Hornsgatan, heading west, a bit of weaving around the red lights at Hornstull, then out across the Western Bridge. In contrast to his previous triumph, for the time being he had very few details about this assignment. But he wasn’t too worried about that. NK and Birkagatan had also been on a need-to-know basis right up until things kicked off. All he needed to know was where he was going and that whatever awaited him there was going to give him three thousand fucking points!

If you added those to the five thousand two hundred he’d already scraped together, that was enough to take him past number fifty-eight and into the lead, that very evening!

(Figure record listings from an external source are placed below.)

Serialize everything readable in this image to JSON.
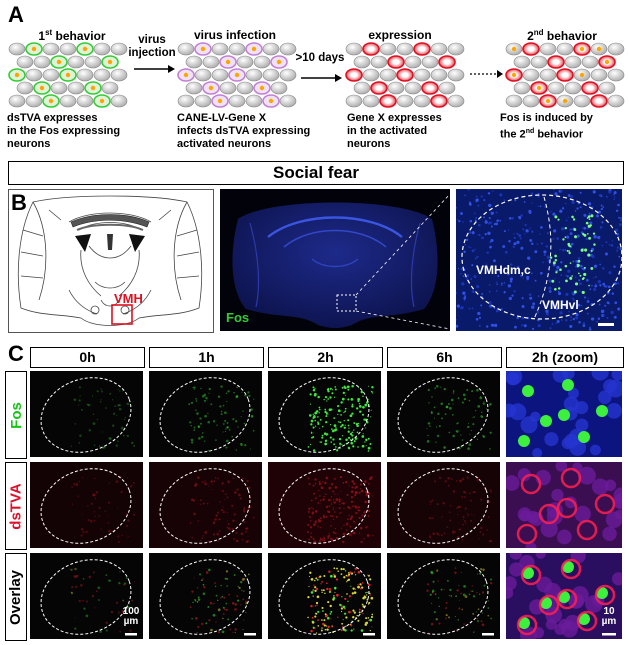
{
  "panel_a": {
    "label": "A",
    "steps": [
      {
        "title_main": "1",
        "title_sup": "st",
        "title_rest": " behavior",
        "caption": [
          "dsTVA expresses",
          "in the Fos expressing",
          "neurons"
        ]
      },
      {
        "title_main": "virus infection",
        "title_sup": "",
        "title_rest": "",
        "caption": [
          "CANE-LV-Gene X",
          "infects dsTVA expressing",
          "activated neurons"
        ]
      },
      {
        "title_main": "expression",
        "title_sup": "",
        "title_rest": "",
        "caption": [
          "Gene X expresses",
          "in the activated",
          "neurons"
        ]
      },
      {
        "title_main": "2",
        "title_sup": "nd",
        "title_rest": " behavior",
        "caption": [
          "Fos is induced by",
          "the 2",
          "behavior"
        ],
        "caption_sup": "nd"
      }
    ],
    "arrows": [
      {
        "label": [
          "virus",
          "injection"
        ]
      },
      {
        "label": [
          ">10 days"
        ]
      },
      {
        "label": []
      }
    ]
  },
  "banner": {
    "title": "Social fear"
  },
  "panel_b": {
    "label": "B",
    "region_label": "VMH",
    "channel_label": "Fos",
    "zoom_labels": {
      "left": "VMHdm,c",
      "right": "VMHvl"
    }
  },
  "panel_c": {
    "label": "C",
    "columns": [
      "0h",
      "1h",
      "2h",
      "6h",
      "2h (zoom)"
    ],
    "rows": [
      {
        "label": "Fos",
        "color": "#18c418"
      },
      {
        "label": "dsTVA",
        "color": "#e0102a"
      },
      {
        "label": "Overlay",
        "color": "#000000"
      }
    ],
    "scalebar_main": [
      "100",
      "µm"
    ],
    "scalebar_zoom": [
      "10",
      "µm"
    ]
  },
  "colors": {
    "red": "#e01020",
    "green": "#33cc33",
    "orange": "#ffa500",
    "purple": "#c37fd6",
    "blue_stain": "#1c2fb0"
  }
}
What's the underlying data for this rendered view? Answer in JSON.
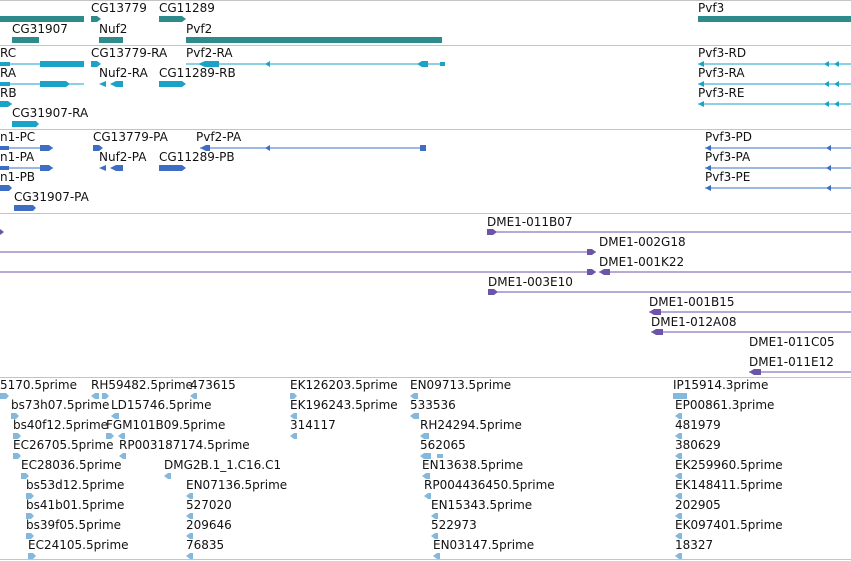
{
  "colors": {
    "gene": "#2e8b8b",
    "mrna": "#1aa3c7",
    "protein": "#3d6ec4",
    "clone": "#6c54a8",
    "est": "#84b8dd",
    "separator": "#c4c4c4"
  },
  "tracks": {
    "gene": {
      "labels": [
        "CG13779",
        "CG11289",
        "Pvf3",
        "CG31907",
        "Nuf2",
        "Pvf2"
      ]
    },
    "mrna": {
      "labels": [
        "RC",
        "CG13779-RA",
        "Pvf2-RA",
        "Pvf3-RD",
        "RA",
        "Nuf2-RA",
        "CG11289-RB",
        "Pvf3-RA",
        "RB",
        "Pvf3-RE",
        "CG31907-RA"
      ]
    },
    "protein": {
      "labels": [
        "n1-PC",
        "CG13779-PA",
        "Pvf2-PA",
        "Pvf3-PD",
        "n1-PA",
        "Nuf2-PA",
        "CG11289-PB",
        "Pvf3-PA",
        "n1-PB",
        "Pvf3-PE",
        "CG31907-PA"
      ]
    },
    "clone": {
      "labels": [
        "DME1-011B07",
        "DME1-002G18",
        "DME1-001K22",
        "DME1-003E10",
        "DME1-001B15",
        "DME1-012A08",
        "DME1-011C05",
        "DME1-011E12"
      ]
    },
    "est": {
      "labels": [
        "5170.5prime",
        "RH59482.5prime",
        "473615",
        "EK126203.5prime",
        "EN09713.5prime",
        "IP15914.3prime",
        "bs73h07.5prime",
        "LD15746.5prime",
        "EK196243.5prime",
        "533536",
        "EP00861.3prime",
        "bs40f12.5prime",
        "FGM101B09.5prime",
        "314117",
        "RH24294.5prime",
        "481979",
        "EC26705.5prime",
        "RP003187174.5prime",
        "562065",
        "380629",
        "EC28036.5prime",
        "DMG2B.1_1.C16.C1",
        "EN13638.5prime",
        "EK259960.5prime",
        "bs53d12.5prime",
        "EN07136.5prime",
        "RP004436450.5prime",
        "EK148411.5prime",
        "bs41b01.5prime",
        "527020",
        "EN15343.5prime",
        "202905",
        "bs39f05.5prime",
        "209646",
        "522973",
        "EK097401.5prime",
        "EC24105.5prime",
        "76835",
        "EN03147.5prime",
        "18327"
      ]
    }
  }
}
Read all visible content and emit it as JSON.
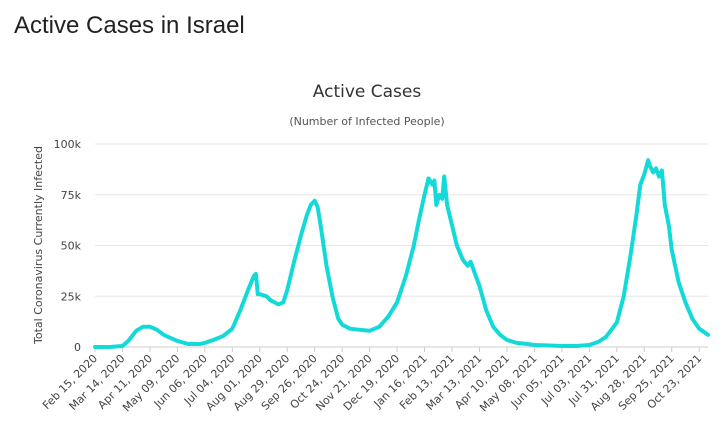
{
  "page": {
    "heading": "Active Cases in Israel"
  },
  "chart_data": {
    "type": "line",
    "title": "Active Cases",
    "subtitle": "(Number of Infected People)",
    "ylabel": "Total Coronavirus Currently Infected",
    "xlabel": "",
    "ylim": [
      0,
      100000
    ],
    "yticks": [
      0,
      25000,
      50000,
      75000,
      100000
    ],
    "ytick_labels": [
      "0",
      "25k",
      "50k",
      "75k",
      "100k"
    ],
    "grid": true,
    "legend": "none",
    "color": "#14d9d9",
    "xtick_labels": [
      "Feb 15, 2020",
      "Mar 14, 2020",
      "Apr 11, 2020",
      "May 09, 2020",
      "Jun 06, 2020",
      "Jul 04, 2020",
      "Aug 01, 2020",
      "Aug 29, 2020",
      "Sep 26, 2020",
      "Oct 24, 2020",
      "Nov 21, 2020",
      "Dec 19, 2020",
      "Jan 16, 2021",
      "Feb 13, 2021",
      "Mar 13, 2021",
      "Apr 10, 2021",
      "May 08, 2021",
      "Jun 05, 2021",
      "Jul 03, 2021",
      "Jul 31, 2021",
      "Aug 28, 2021",
      "Sep 25, 2021",
      "Oct 23, 2021"
    ],
    "series": [
      {
        "x": [
          "2020-02-15",
          "2020-03-01",
          "2020-03-14",
          "2020-03-20",
          "2020-03-28",
          "2020-04-04",
          "2020-04-11",
          "2020-04-18",
          "2020-04-25",
          "2020-05-02",
          "2020-05-09",
          "2020-05-20",
          "2020-06-01",
          "2020-06-06",
          "2020-06-15",
          "2020-06-25",
          "2020-07-04",
          "2020-07-12",
          "2020-07-20",
          "2020-07-26",
          "2020-07-28",
          "2020-07-30",
          "2020-08-01",
          "2020-08-08",
          "2020-08-12",
          "2020-08-20",
          "2020-08-25",
          "2020-08-29",
          "2020-09-05",
          "2020-09-12",
          "2020-09-18",
          "2020-09-22",
          "2020-09-26",
          "2020-09-29",
          "2020-10-02",
          "2020-10-08",
          "2020-10-14",
          "2020-10-20",
          "2020-10-24",
          "2020-11-01",
          "2020-11-10",
          "2020-11-21",
          "2020-12-01",
          "2020-12-10",
          "2020-12-19",
          "2020-12-28",
          "2021-01-05",
          "2021-01-10",
          "2021-01-16",
          "2021-01-20",
          "2021-01-24",
          "2021-01-26",
          "2021-01-28",
          "2021-01-31",
          "2021-02-03",
          "2021-02-05",
          "2021-02-08",
          "2021-02-13",
          "2021-02-18",
          "2021-02-24",
          "2021-03-01",
          "2021-03-04",
          "2021-03-07",
          "2021-03-13",
          "2021-03-20",
          "2021-03-27",
          "2021-04-03",
          "2021-04-10",
          "2021-04-20",
          "2021-05-01",
          "2021-05-08",
          "2021-05-20",
          "2021-06-05",
          "2021-06-20",
          "2021-07-03",
          "2021-07-12",
          "2021-07-20",
          "2021-07-31",
          "2021-08-07",
          "2021-08-14",
          "2021-08-20",
          "2021-08-24",
          "2021-08-28",
          "2021-09-01",
          "2021-09-03",
          "2021-09-06",
          "2021-09-09",
          "2021-09-12",
          "2021-09-15",
          "2021-09-18",
          "2021-09-22",
          "2021-09-25",
          "2021-10-02",
          "2021-10-09",
          "2021-10-16",
          "2021-10-23",
          "2021-11-01"
        ],
        "y": [
          0,
          0,
          500,
          3000,
          8000,
          10000,
          10000,
          8500,
          6000,
          4500,
          3000,
          1500,
          1500,
          2000,
          3500,
          5500,
          9000,
          18000,
          28000,
          35000,
          36000,
          26000,
          26000,
          25000,
          23000,
          21000,
          22000,
          28000,
          42000,
          55000,
          65000,
          70000,
          72000,
          69000,
          60000,
          40000,
          25000,
          14000,
          11000,
          9000,
          8500,
          8000,
          10000,
          15000,
          22000,
          35000,
          50000,
          62000,
          75000,
          83000,
          80000,
          82000,
          70000,
          75000,
          73000,
          84000,
          70000,
          60000,
          50000,
          43000,
          40000,
          42000,
          38000,
          30000,
          18000,
          10000,
          6000,
          3500,
          2000,
          1500,
          1000,
          800,
          500,
          500,
          1000,
          2500,
          5000,
          12000,
          25000,
          45000,
          65000,
          80000,
          85000,
          92000,
          89000,
          86000,
          88000,
          84000,
          87000,
          70000,
          60000,
          48000,
          32000,
          22000,
          14000,
          9000,
          6000
        ]
      }
    ]
  }
}
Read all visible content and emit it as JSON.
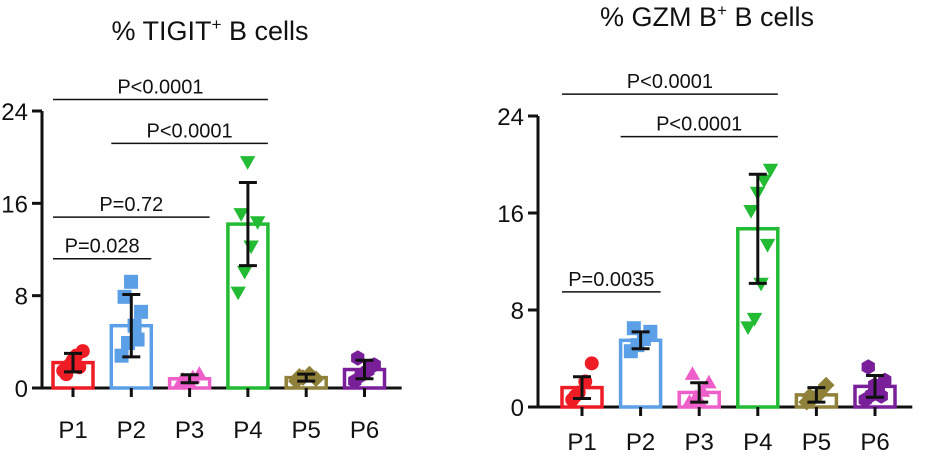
{
  "chart_data": [
    {
      "type": "bar",
      "title": "% TIGIT",
      "title_sup": "+",
      "title_suffix": " B cells",
      "categories": [
        "P1",
        "P2",
        "P3",
        "P4",
        "P5",
        "P6"
      ],
      "yticks": [
        "0",
        "8",
        "16",
        "24"
      ],
      "ylim": [
        0,
        24
      ],
      "means": [
        2.2,
        5.4,
        0.8,
        14.2,
        0.9,
        1.6
      ],
      "sd": [
        0.8,
        2.7,
        0.35,
        3.6,
        0.3,
        0.8
      ],
      "colors": [
        "#ee1c25",
        "#5b9fe6",
        "#ee5fc9",
        "#22bb33",
        "#8f803a",
        "#7a1f9a"
      ],
      "markers": [
        "circle",
        "square",
        "triangle-up",
        "triangle-down",
        "diamond",
        "hexagon"
      ],
      "points": [
        [
          1.5,
          2.0,
          2.8,
          3.2,
          1.2,
          2.4,
          1.8
        ],
        [
          2.8,
          3.9,
          5.4,
          6.6,
          7.9,
          9.2,
          4.2
        ],
        [
          0.4,
          0.6,
          0.9,
          1.2,
          0.7,
          0.5
        ],
        [
          8.3,
          10.1,
          12.3,
          14.4,
          15.1,
          19.6
        ],
        [
          0.6,
          0.9,
          1.2,
          0.8,
          1.0
        ],
        [
          0.6,
          1.1,
          1.5,
          2.0,
          2.6,
          1.3,
          1.9
        ]
      ],
      "comparisons": [
        {
          "from": "P1",
          "to": "P4",
          "label": "P<0.0001",
          "y": 25.0
        },
        {
          "from": "P2",
          "to": "P4",
          "label": "P<0.0001",
          "y": 21.2
        },
        {
          "from": "P1",
          "to": "P3",
          "label": "P=0.72",
          "y": 14.8
        },
        {
          "from": "P1",
          "to": "P2",
          "label": "P=0.028",
          "y": 11.2
        }
      ]
    },
    {
      "type": "bar",
      "title": "% GZM B",
      "title_sup": "+",
      "title_suffix": " B cells",
      "categories": [
        "P1",
        "P2",
        "P3",
        "P4",
        "P5",
        "P6"
      ],
      "yticks": [
        "0",
        "8",
        "16",
        "24"
      ],
      "ylim": [
        0,
        24
      ],
      "means": [
        1.6,
        5.5,
        1.2,
        14.7,
        1.0,
        1.7
      ],
      "sd": [
        0.9,
        0.7,
        0.8,
        4.5,
        0.6,
        0.9
      ],
      "colors": [
        "#ee1c25",
        "#5b9fe6",
        "#ee5fc9",
        "#22bb33",
        "#8f803a",
        "#7a1f9a"
      ],
      "markers": [
        "circle",
        "square",
        "triangle-up",
        "triangle-down",
        "diamond",
        "hexagon"
      ],
      "points": [
        [
          0.6,
          1.2,
          2.1,
          3.6,
          0.9
        ],
        [
          4.6,
          5.1,
          5.6,
          6.2,
          6.5
        ],
        [
          0.4,
          0.8,
          1.3,
          2.0,
          2.7,
          0.6
        ],
        [
          6.6,
          7.3,
          10.2,
          13.4,
          16.2,
          17.7,
          18.7,
          19.6
        ],
        [
          0.4,
          0.7,
          1.1,
          1.8,
          0.9
        ],
        [
          0.6,
          1.0,
          1.5,
          2.2,
          3.3,
          1.8,
          0.9
        ]
      ],
      "comparisons": [
        {
          "from": "P1",
          "to": "P4",
          "label": "P<0.0001",
          "y": 25.8
        },
        {
          "from": "P2",
          "to": "P4",
          "label": "P<0.0001",
          "y": 22.3
        },
        {
          "from": "P1",
          "to": "P2",
          "label": "P=0.0035",
          "y": 9.5
        }
      ]
    }
  ]
}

The thought made him so ecstatic that for a moment he almost swerved into the railing of the bridge.

“Ladies and gentlemen, we have a new leader, number one twenty-eight!”

His comments section would easily stretch to more than ten pages.

HP, Master of the Game.

All he needed to do was get to Lindhagensplan and wait for new instructions.

His cock was already at half-mast.

He could hardly wait!

♦  ♦  ♦

Ulvsundavägen was behind them now, after a bit of neat zigzagging from Kruse at the red lights at the junction with Drottningholmsvägen, where the ordinary, law-abiding Svenssons had moved their cars out of the way of the caravan’s flashing blue lights. They were heading toward the Traneberg Bridge, then on to Lindhagensplan.

She glanced at the time, 21:12. If everything carried on like this they’d make their delivery at Sager and be done by half past nine. That would give her plenty of time for a session in the gym once the debriefing was over. The boys would probably want to play indoor hockey as usual. It was probably best to join in, even if she didn’t really like ball games. Important to be one of the team.